Their defence comes in the context of the US announcement of a $10 million bounty for information that will lead to the trial and conviction of Saeed, which came barely days ahead of Zardari's visit. That US announcement was, of course, inconvenient for peaceniks, but it didn't take the bounty offer to show up the Pakistani establishment's double dealing on terrorism, particularly in relation to the LeT and Saeed.

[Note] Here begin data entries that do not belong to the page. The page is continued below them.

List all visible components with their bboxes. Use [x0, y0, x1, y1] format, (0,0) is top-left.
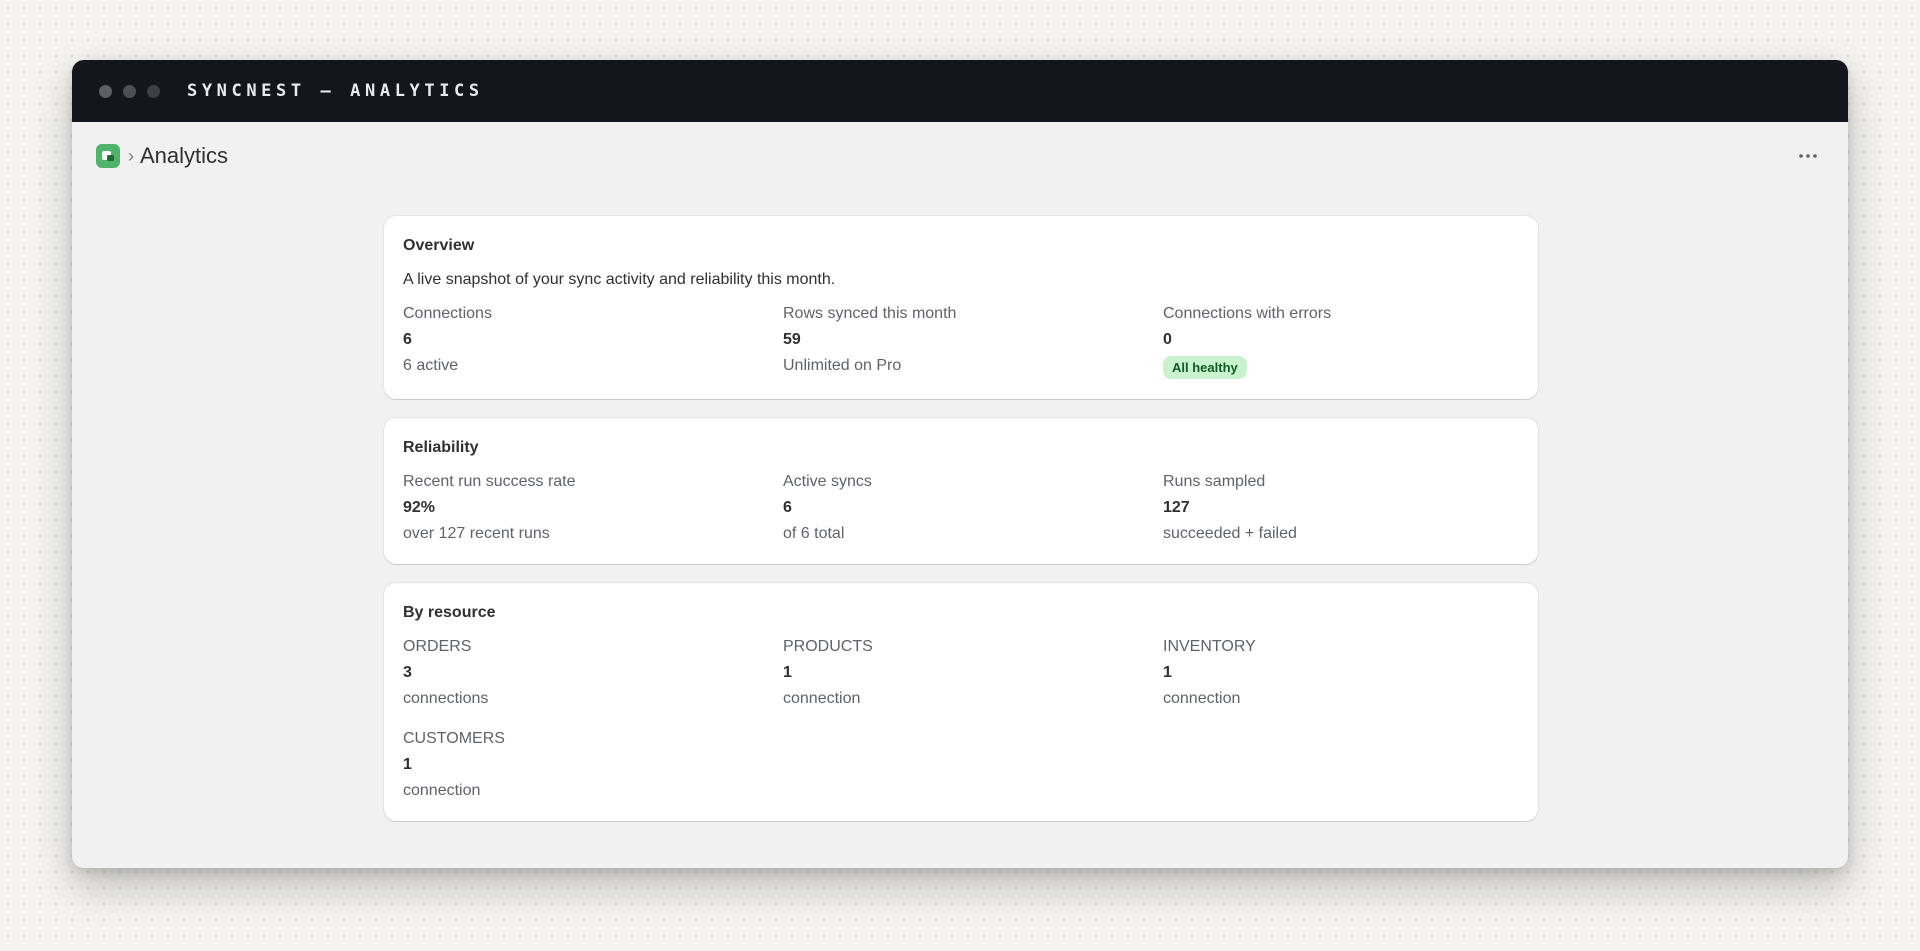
stat-resource-products: PRODUCTS 1 connection — [783, 637, 1163, 709]
reliability-title: Reliability — [403, 439, 479, 456]
stat-subtext: connections — [403, 690, 489, 707]
stat-subtext: connection — [1163, 690, 1241, 707]
app-logo-glyph — [102, 151, 114, 161]
reliability-card: Reliability Recent run success rate 92% … — [384, 418, 1538, 564]
overview-title: Overview — [403, 237, 475, 254]
stat-label: Connections — [403, 305, 492, 322]
reliability-stats: Recent run success rate 92% over 127 rec… — [403, 472, 1519, 544]
stat-value: 127 — [1163, 499, 1190, 516]
stat-subtext: succeeded + failed — [1163, 525, 1297, 542]
stat-runs-sampled: Runs sampled 127 succeeded + failed — [1163, 472, 1543, 544]
overview-description: A live snapshot of your sync activity an… — [403, 271, 836, 288]
stat-label: Connections with errors — [1163, 305, 1332, 322]
overview-card: Overview A live snapshot of your sync ac… — [384, 216, 1538, 399]
stat-value: 3 — [403, 664, 412, 681]
stat-subtext: Unlimited on Pro — [783, 357, 902, 374]
stat-value: 1 — [403, 756, 412, 773]
stat-rows-synced: Rows synced this month 59 Unlimited on P… — [783, 304, 1163, 379]
overview-stats: Connections 6 6 active Rows synced this … — [403, 304, 1519, 379]
breadcrumb-separator: › — [128, 145, 134, 166]
stat-resource-inventory: INVENTORY 1 connection — [1163, 637, 1543, 709]
stat-value: 1 — [1163, 664, 1172, 681]
breadcrumb: › Analytics — [72, 122, 1848, 190]
stat-label: Active syncs — [783, 473, 872, 490]
stat-value: 6 — [783, 499, 792, 516]
stat-resource-orders: ORDERS 3 connections — [403, 637, 783, 709]
stat-value: 0 — [1163, 331, 1172, 348]
stat-subtext: connection — [403, 782, 481, 799]
more-horizontal-icon — [1799, 154, 1817, 158]
stat-subtext: of 6 total — [783, 525, 845, 542]
app-window: SYNCNEST — ANALYTICS › Analytics Overvie… — [72, 60, 1848, 868]
stat-label: ORDERS — [403, 638, 472, 655]
by-resource-title: By resource — [403, 604, 496, 621]
stat-value: 6 — [403, 331, 412, 348]
stat-subtext: 6 active — [403, 357, 459, 374]
stat-connections-with-errors: Connections with errors 0 All healthy — [1163, 304, 1543, 379]
stat-label: INVENTORY — [1163, 638, 1256, 655]
window-minimize-button[interactable] — [123, 84, 136, 98]
stat-value: 92% — [403, 499, 436, 516]
page-title: Analytics — [140, 143, 229, 168]
window-close-button[interactable] — [99, 84, 112, 98]
stat-connections: Connections 6 6 active — [403, 304, 783, 379]
stat-label: PRODUCTS — [783, 638, 873, 655]
window-maximize-button[interactable] — [147, 84, 160, 98]
stat-resource-customers: CUSTOMERS 1 connection — [403, 729, 783, 801]
stat-label: Recent run success rate — [403, 473, 576, 490]
app-logo-icon[interactable] — [96, 144, 120, 168]
stat-subtext: connection — [783, 690, 861, 707]
by-resource-card: By resource ORDERS 3 connections PRODUCT… — [384, 583, 1538, 821]
window-title: SYNCNEST — ANALYTICS — [187, 81, 484, 101]
status-badge: All healthy — [1163, 356, 1247, 379]
stat-value: 59 — [783, 331, 801, 348]
more-actions-button[interactable] — [1796, 144, 1820, 168]
window-titlebar: SYNCNEST — ANALYTICS — [72, 60, 1848, 122]
stat-label: CUSTOMERS — [403, 730, 505, 747]
main-content: Overview A live snapshot of your sync ac… — [384, 216, 1538, 840]
stat-label: Rows synced this month — [783, 305, 957, 322]
stat-label: Runs sampled — [1163, 473, 1266, 490]
stat-subtext: over 127 recent runs — [403, 525, 550, 542]
stat-value: 1 — [783, 664, 792, 681]
by-resource-stats: ORDERS 3 connections PRODUCTS 1 connecti… — [403, 637, 1519, 801]
stat-success-rate: Recent run success rate 92% over 127 rec… — [403, 472, 783, 544]
stat-active-syncs: Active syncs 6 of 6 total — [783, 472, 1163, 544]
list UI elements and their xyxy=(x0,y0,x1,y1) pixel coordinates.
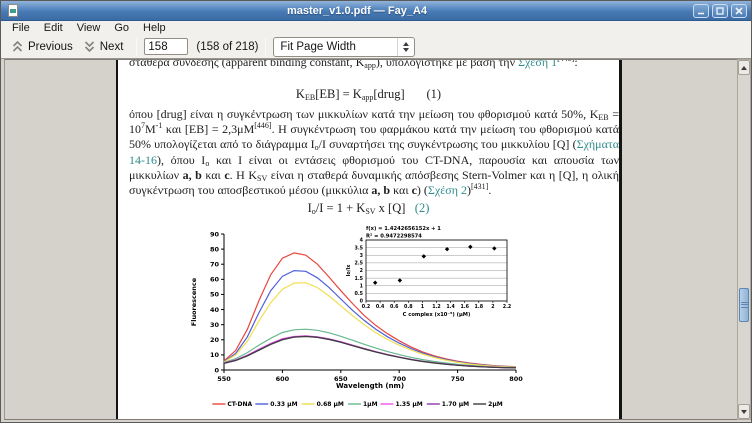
scroll-down-button[interactable] xyxy=(738,404,750,419)
window-controls xyxy=(693,4,747,18)
svg-text:750: 750 xyxy=(451,375,465,383)
svg-text:600: 600 xyxy=(276,375,290,383)
menu-item-edit[interactable]: Edit xyxy=(37,21,70,35)
page-number-input[interactable] xyxy=(144,38,188,55)
maximize-button[interactable] xyxy=(712,4,728,18)
svg-text:1μM: 1μM xyxy=(363,401,378,408)
next-icon xyxy=(83,40,96,53)
previous-label: Previous xyxy=(28,41,73,53)
svg-text:1.2: 1.2 xyxy=(432,304,441,310)
svg-text:800: 800 xyxy=(509,375,523,383)
menu-item-go[interactable]: Go xyxy=(107,21,136,35)
toolbar-separator xyxy=(265,38,266,56)
svg-text:2: 2 xyxy=(491,304,494,310)
window-title: master_v1.0.pdf — Fay_A4 xyxy=(21,5,693,17)
previous-button[interactable]: Previous xyxy=(7,38,79,55)
svg-text:3: 3 xyxy=(360,253,363,259)
svg-text:70: 70 xyxy=(210,261,220,269)
document-view[interactable]: σταθερά σύνδεσης (apparent binding const… xyxy=(4,59,737,420)
svg-text:4: 4 xyxy=(360,238,364,244)
svg-text:50: 50 xyxy=(210,291,220,299)
thumb-grip-icon xyxy=(741,302,748,308)
svg-text:80: 80 xyxy=(210,245,220,253)
svg-text:60: 60 xyxy=(210,276,220,284)
fluorescence-spectra-chart: 0102030405060708090550600650700750800Flu… xyxy=(188,222,523,418)
svg-text:3.5: 3.5 xyxy=(355,245,364,251)
svg-text:1.6: 1.6 xyxy=(460,304,469,310)
maximize-icon xyxy=(715,6,725,16)
zoom-combobox[interactable]: Fit Page Width xyxy=(273,37,415,57)
next-label: Next xyxy=(100,41,124,53)
vertical-scrollbar[interactable] xyxy=(737,59,751,420)
previous-icon xyxy=(11,40,24,53)
minimize-icon xyxy=(696,6,706,16)
close-button[interactable] xyxy=(731,4,747,18)
zoom-combobox-value: Fit Page Width xyxy=(280,41,355,53)
svg-text:f(x) = 1.4242656152x + 1: f(x) = 1.4242656152x + 1 xyxy=(366,226,441,232)
menu-item-help[interactable]: Help xyxy=(136,21,173,35)
svg-text:2.2: 2.2 xyxy=(503,304,512,310)
svg-text:10: 10 xyxy=(210,351,220,359)
svg-text:0.4: 0.4 xyxy=(376,304,385,310)
svg-text:Io/Ix: Io/Ix xyxy=(346,264,352,277)
toolbar: Previous Next (158 of 218) Fit Page Widt… xyxy=(1,35,751,59)
body-paragraph: όπου [drug] είναι η συγκέντρωση των μικκ… xyxy=(129,107,619,198)
minimize-button[interactable] xyxy=(693,4,709,18)
scrollbar-thumb[interactable] xyxy=(739,288,749,322)
equation-1: KEB[EB] = Kapp[drug] (1) xyxy=(118,87,619,102)
svg-text:0.8: 0.8 xyxy=(404,304,413,310)
svg-text:1: 1 xyxy=(360,283,363,289)
svg-text:0: 0 xyxy=(360,299,364,305)
svg-text:550: 550 xyxy=(217,375,231,383)
svg-text:20: 20 xyxy=(210,336,220,344)
svg-text:0.68 μM: 0.68 μM xyxy=(317,401,344,408)
application-window: { "window": { "title": "master_v1.0.pdf … xyxy=(0,0,752,423)
scroll-up-icon xyxy=(741,66,747,70)
svg-text:R² = 0.9472298574: R² = 0.9472298574 xyxy=(366,234,422,240)
svg-text:1.70 μM: 1.70 μM xyxy=(442,401,469,408)
scroll-up-button[interactable] xyxy=(738,60,750,75)
combobox-arrows-icon xyxy=(397,38,414,56)
scroll-down-icon xyxy=(741,410,747,414)
svg-text:Wavelength (nm): Wavelength (nm) xyxy=(336,382,404,390)
next-button[interactable]: Next xyxy=(79,38,130,55)
pdf-page: σταθερά σύνδεσης (apparent binding const… xyxy=(116,59,622,420)
svg-text:0: 0 xyxy=(214,366,219,374)
spin-down-icon xyxy=(403,48,409,52)
close-icon xyxy=(734,6,744,16)
svg-text:0.5: 0.5 xyxy=(355,291,364,297)
spin-up-icon xyxy=(403,42,409,46)
menubar: File Edit View Go Help xyxy=(1,21,751,35)
svg-text:1.4: 1.4 xyxy=(446,304,455,310)
svg-text:1.8: 1.8 xyxy=(475,304,484,310)
svg-text:0.33 μM: 0.33 μM xyxy=(270,401,297,408)
svg-text:2: 2 xyxy=(360,268,363,274)
svg-text:1: 1 xyxy=(421,304,424,310)
svg-text:2μM: 2μM xyxy=(488,401,503,408)
svg-text:CT-DNA: CT-DNA xyxy=(227,401,252,408)
equation-2: Io/I = 1 + KSV x [Q] (2) xyxy=(118,201,619,216)
intro-line: σταθερά σύνδεσης (apparent binding const… xyxy=(129,59,621,70)
svg-text:1.35 μM: 1.35 μM xyxy=(395,401,422,408)
svg-text:30: 30 xyxy=(210,321,220,329)
menu-item-file[interactable]: File xyxy=(5,21,37,35)
window-icon xyxy=(5,3,21,19)
svg-text:Fluorescence: Fluorescence xyxy=(190,277,198,326)
svg-text:C complex (x10⁻⁵) (μM): C complex (x10⁻⁵) (μM) xyxy=(403,312,471,318)
toolbar-separator xyxy=(136,38,137,56)
svg-text:2.5: 2.5 xyxy=(355,261,364,267)
page-count-label: (158 of 218) xyxy=(196,41,258,53)
svg-text:0.2: 0.2 xyxy=(362,304,371,310)
svg-text:40: 40 xyxy=(210,306,220,314)
menu-item-view[interactable]: View xyxy=(70,21,108,35)
titlebar[interactable]: master_v1.0.pdf — Fay_A4 xyxy=(1,1,751,21)
svg-text:0.6: 0.6 xyxy=(390,304,399,310)
svg-text:90: 90 xyxy=(210,230,220,238)
svg-text:1.5: 1.5 xyxy=(355,276,364,282)
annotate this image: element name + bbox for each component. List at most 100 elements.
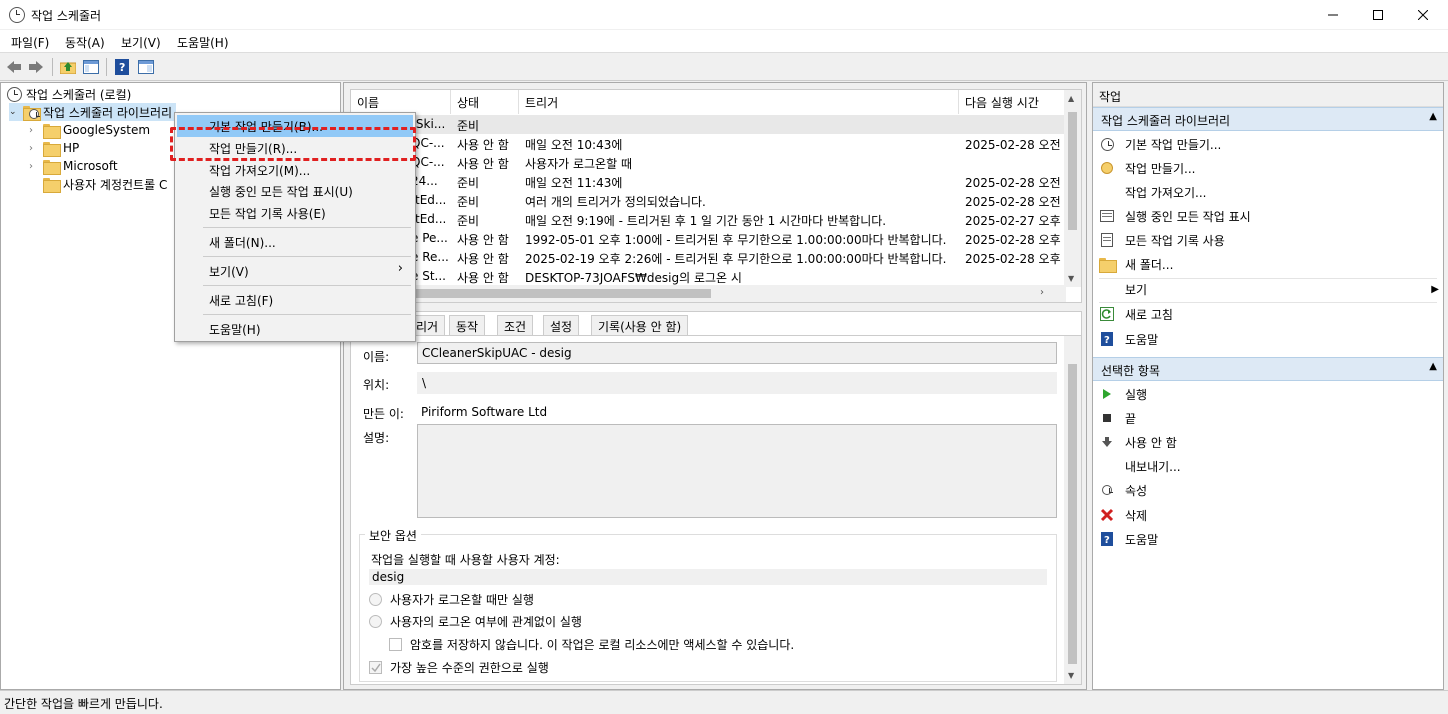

Saeed is, as commentator Sadanand Dhume observes in the Wall Street Journal, the Pakistan army's favourite jihadist. Retired officers of elite Pakistani army units, including the Special Services Group, train LeT, who is prized as an "asset" in Pakistan's proxy war on India. LeT training camps are located near Pakistan army bases, and both the Army and the LeT recruit from pretty much the same villages.
India has long sought the arrest and trial of Saeed for his role in the Mumbai attacks, but Pakistani authorities have resisted anything but the most cosmetic – and fleeting – action, which mostly manifested itself in periodic bouts of showpiece house arrests.
If there is one hurdle to normalisation of relations between India and Pakistan, it is the latter's cussed and continued support for terror groups directed at India. The near-unanimity of political support within Pakistan for Saeed, who only on Friday gave a call for jihad against America, establishes that anti-Indian sentiment runs deep. Ironically, even leaders of the party of Imran Khan, the man whom Indian peaceniks see as the Great Hope for Indo-Pak reconciliation, have come out in support of Saeed. "If anything happens to Saeed (arising from the US bounty offer), every Pakistani will become a Saeed," one thundered on Friday.
It is doubtless true that in recent years, the Pakistani civilian administration, which is waging its own battle with the ISI and the military establishment at home, has toned down its rhetoric on Kashmir in international fora – much to the agony of secessionist leaders like Syed Ali Shah Geelani (he of the "Hum Pakistani hai, Pakistan hamara hai" fame). Yet, so long as Pakistani leaders, from the Prime Minister downward, speak up in defence of venomous jihadi terrorists like Saeed – and the Pakistani military-ISI establishment breeds terrorists for use against India – any talk of peace in the near term is reckless.
Writing in the Indian Express on Friday, Sanjaya Baru, who served as media advisor to Manmohan Singh for four years from 2004, recalls how his intervention in 2005 changed the government's mind on inviting President Pervez Musharraf (who was angling for an invitation to witness a cricket match in Delhi). Baru's point – on the need to downplay the importance of visits by the leaders of both India and Pakistan – is well made. But when he cites the example of Europe, where heads of government travel to each other's capital without too much protocol, he oversimplifies the problem. Indicatively, if any of those European states were actively sponsoring terrorist groups to carry out attacks on another's territory and people, it would hardly create an atmosphere conducive for congenial visits.
The John Lennon-esque "imagine there's no country" sentiment for peace has a certain romantic quality to it. But the yearning for lasting peace must await a time when, at the very least, Pakistan no longer spawns terrorist snakes like Hafiz Saeed in its backyard – and slips them across the border.
When Manmohan Singh hosts Zardari for lunch on Sunday, one hopes that in his eagerness to secure his legacy as a peacemaker, he doesn't overreach himself – in the way he did at Sharm-el-Sheikh. If he would only spare a thought for the victims of the Mumbai attacks and other jihadi monstrosities that Pakistan has unleashed in India, he would surely choke on his tandoori roti.